The practice of buying-in can decrease competition or result in poor contract performance.

FAR does not prohibit contractors from buying-in. But it does caution contracting officers to ensure that buying-in losses are not recovered by the contractor through the pricing of change orders or follow-on contracts subject to cost analysis. FAR lists several safeguards that contracting officers should use to minimize the opportunity for buying-in:

  1. Contracting officers should seek a price commitment covering as much of the entire program concerned as is practical by using multiyear contracting with a requirement in the solicitation that a price be submitted only for the total multi-year quantity or priced options for additional quantities that, together with the firm contract quantity, equal the program requirements.
  2. Contracting officers should perform cost or price analysis to develop a negotiation position that permits the parties to reach agreement on a fair and reasonable price (see FAR 15.405).
Contractors and subcontractors might have valid reasons for buying into a program besides making up the losses on change orders and follow-on work.
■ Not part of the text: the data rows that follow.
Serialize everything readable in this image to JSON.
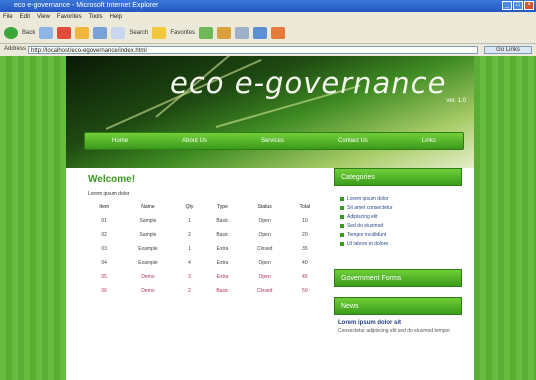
{
  "window": {
    "title": "eco e-governance - Microsoft Internet Explorer"
  },
  "menu": [
    "File",
    "Edit",
    "View",
    "Favorites",
    "Tools",
    "Help"
  ],
  "toolbar": {
    "back_label": "Back",
    "search_label": "Search",
    "favorites_label": "Favorites"
  },
  "address": {
    "label": "Address",
    "url": "http://localhost/eco-egovernance/index.html",
    "go_label": "Go Links"
  },
  "site": {
    "title": "eco e-governance",
    "tagline": "ver. 1.0"
  },
  "nav": [
    "Home",
    "About Us",
    "Services",
    "Contact Us",
    "Links"
  ],
  "content": {
    "heading": "Welcome!",
    "intro": "Lorem ipsum dolor",
    "table": {
      "headers": [
        "Item",
        "Name",
        "Qty",
        "Type",
        "Status",
        "Total"
      ],
      "rows": [
        [
          "01",
          "Sample",
          "1",
          "Basic",
          "Open",
          "10"
        ],
        [
          "02",
          "Sample",
          "2",
          "Basic",
          "Open",
          "20"
        ],
        [
          "03",
          "Example",
          "1",
          "Extra",
          "Closed",
          "35"
        ],
        [
          "04",
          "Example",
          "4",
          "Extra",
          "Open",
          "40"
        ],
        [
          "05",
          "Demo",
          "3",
          "Extra",
          "Open",
          "45"
        ],
        [
          "06",
          "Demo",
          "2",
          "Basic",
          "Closed",
          "50"
        ]
      ]
    }
  },
  "sidebar": {
    "box1_title": "Categories",
    "links": [
      "Lorem ipsum dolor",
      "Sit amet consectetur",
      "Adipiscing elit",
      "Sed do eiusmod",
      "Tempor incididunt",
      "Ut labore et dolore"
    ],
    "box2_title": "Government Forms",
    "box3_title": "News",
    "news": {
      "title": "Lorem ipsum dolor sit",
      "text": "Consectetur adipiscing elit sed do eiusmod tempor"
    }
  },
  "colors": {
    "accent": "#3a9a1e",
    "nav_top": "#72cf39",
    "nav_bottom": "#3b9a1c",
    "alt_text": "#b0325a"
  }
}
SBIR (Small Business Innovative Research) contracts are often 'loss' contracts but contractors are willing to take the contract(s) because it represents Government funding on research the contractor planned or desired to do anyway.

Its almost impossible for the Government to determine whether a contractor is "buying-in" to a contract. But contracting officers are not naive and can often sense when such a practice might lead to much higher costs in the long run.